What type of non-renewal of limited-term contract is applicable to such doctrine? 1st one is with the limited-term contracts that have been repeatedly updated in the past, and the non-renewal of the contract can be recognized as identical to termination of non-limited term contract. (Based on the Supreme Court First Small Court July 22, 1974 ruling (Toshiba Yanagimachi Factory Case))
Second type is that there is a rational reason for workers to expect the renewal at the end of the term. (Based on the Supreme Court First Small Court Dec. 4, 1986 decision (Hitachi Medico case)
Both types of non-renewal may be judged as invalid. So, please be careful about non-renewal of the limited term contract.
*** Excerpt from the Labor Contract Act ***
(Conversion of a Fixed-term Labor Contract to a Labor Contract Without a Fixed Term)
Article 18
(1) If a Worker whose total contract term of two or more fixed-term labor contracts (excluding any contract term which has not started yet; the same applies hereinafter in this Article) concluded with the same Employer (referred to as the “total contract term” in the next paragraph) exceeds five years applies for the conclusion of a labor contract without a fixed term before the date of expiration of the currently effective fixed-term labor contract, to begin on the day after the said date of expiration, it is deemed that the said Employer accepts the said application. In this case, the labor conditions that are the contents of said labor contract without a fixed term are to be the same as the labor conditions (excluding the contract term) of the currently effective fixed-term labor contract (excluding parts separately provided for with regard to the said labor conditions (excluding the contract term)).

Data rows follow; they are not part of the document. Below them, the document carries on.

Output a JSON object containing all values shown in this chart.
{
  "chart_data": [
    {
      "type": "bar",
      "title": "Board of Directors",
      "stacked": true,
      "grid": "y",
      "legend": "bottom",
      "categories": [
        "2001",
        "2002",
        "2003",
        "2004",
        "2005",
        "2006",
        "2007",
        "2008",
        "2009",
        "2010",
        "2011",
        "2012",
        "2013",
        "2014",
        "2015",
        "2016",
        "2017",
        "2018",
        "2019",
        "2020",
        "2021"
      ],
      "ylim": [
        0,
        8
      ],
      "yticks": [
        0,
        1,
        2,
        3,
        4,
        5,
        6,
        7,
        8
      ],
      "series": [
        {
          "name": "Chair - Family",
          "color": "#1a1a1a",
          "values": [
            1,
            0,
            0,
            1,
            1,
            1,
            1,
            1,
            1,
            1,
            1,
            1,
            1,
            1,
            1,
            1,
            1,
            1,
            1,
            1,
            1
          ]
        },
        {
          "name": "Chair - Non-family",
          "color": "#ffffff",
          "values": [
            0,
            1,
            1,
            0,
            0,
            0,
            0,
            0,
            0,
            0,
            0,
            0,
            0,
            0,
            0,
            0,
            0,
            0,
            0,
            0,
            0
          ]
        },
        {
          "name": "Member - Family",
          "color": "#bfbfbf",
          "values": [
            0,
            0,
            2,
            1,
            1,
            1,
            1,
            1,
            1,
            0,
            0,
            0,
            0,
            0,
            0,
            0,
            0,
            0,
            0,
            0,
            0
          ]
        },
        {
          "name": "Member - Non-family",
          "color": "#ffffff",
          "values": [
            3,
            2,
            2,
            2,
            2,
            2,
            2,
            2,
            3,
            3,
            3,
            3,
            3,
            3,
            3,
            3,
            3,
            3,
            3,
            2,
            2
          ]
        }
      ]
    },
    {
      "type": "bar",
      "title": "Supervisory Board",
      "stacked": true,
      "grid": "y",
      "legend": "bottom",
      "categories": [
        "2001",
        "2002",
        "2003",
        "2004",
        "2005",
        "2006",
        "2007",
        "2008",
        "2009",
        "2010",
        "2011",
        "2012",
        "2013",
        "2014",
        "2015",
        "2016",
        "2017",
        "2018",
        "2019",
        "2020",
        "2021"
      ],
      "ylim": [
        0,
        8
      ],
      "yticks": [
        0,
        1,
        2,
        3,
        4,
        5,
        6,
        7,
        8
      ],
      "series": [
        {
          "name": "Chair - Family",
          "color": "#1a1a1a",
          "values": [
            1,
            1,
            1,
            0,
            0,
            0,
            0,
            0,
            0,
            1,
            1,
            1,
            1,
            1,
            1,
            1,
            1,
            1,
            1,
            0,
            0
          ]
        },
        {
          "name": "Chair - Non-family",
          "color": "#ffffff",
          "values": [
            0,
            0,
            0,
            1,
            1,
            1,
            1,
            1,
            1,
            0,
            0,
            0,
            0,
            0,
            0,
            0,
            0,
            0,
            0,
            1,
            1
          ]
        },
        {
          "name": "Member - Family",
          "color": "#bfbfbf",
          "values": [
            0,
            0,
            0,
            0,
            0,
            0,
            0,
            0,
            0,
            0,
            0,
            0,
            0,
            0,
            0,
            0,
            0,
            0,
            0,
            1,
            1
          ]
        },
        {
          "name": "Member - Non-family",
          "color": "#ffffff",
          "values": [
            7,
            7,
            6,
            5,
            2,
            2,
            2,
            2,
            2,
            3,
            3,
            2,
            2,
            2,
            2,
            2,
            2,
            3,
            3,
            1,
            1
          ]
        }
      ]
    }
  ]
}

(2) In between the expiration date of the preceding fixed-term labor contract and the start date of the following one with the same Employer, if there is a period of time outside of these two contract terms (excluding a period outside of either of the said contract terms which falls under the standards provided by Ordinance of the Ministry of Health, Labour and Welfare, provided that these contract terms be regarded as continuous; hereinafter referred to as a “vacant term” in this paragraph) and the said vacant term is six months or longer (if the contract term of one fixed-term labor contract which expired just before the said vacant term (if there is no vacant term between the contract terms of two or more fixed-term labor contracts including the said first one, the aggregate term of the said two or more contracts; the same applies hereinafter in this paragraph) is less than one year, the length of a term given by Ordinance of the Ministry of Health, Labor and Welfare, based on the length of a term determined as being one half of the said first contract term), the contract term of the fixed-term that expired before the said vacant term is not included in the total contract term.
(Renewal, etc. of a Fixed-term Labor Contract)
Article 19 If, by the expiration date of the contract term of a fixed-term labor contract which falls under any of the following items, a Worker applies for a renewal of the said fixed-term labor contract, or if a Worker applies for the conclusion of another fixed-term labor contract without delay after the said contract term expires, and the Employer’s refusal to accept the said application lacks objectively reasonable grounds and is not found to be appropriate in general societal terms, it is deemed that the Employer accepts the said application with the same labor conditions as the contents of the prior fixed-term labor contract:
(i) the said fixed-term labor contract has been repeatedly renewed in the past, and it is found that terminating the said fixed-term labor contract by not renewing it when the contract term expires is, in general social terms, equivalent to terminating a labor contract without a fixed term by expressing the intention to fire a Worker who has concluded the said labor contract without a fixed term;
(ii) it is found that there are reasonable grounds upon which the said Worker expects the said fixed-term labor contract to be renewed when the said fixed-term labor contract expires.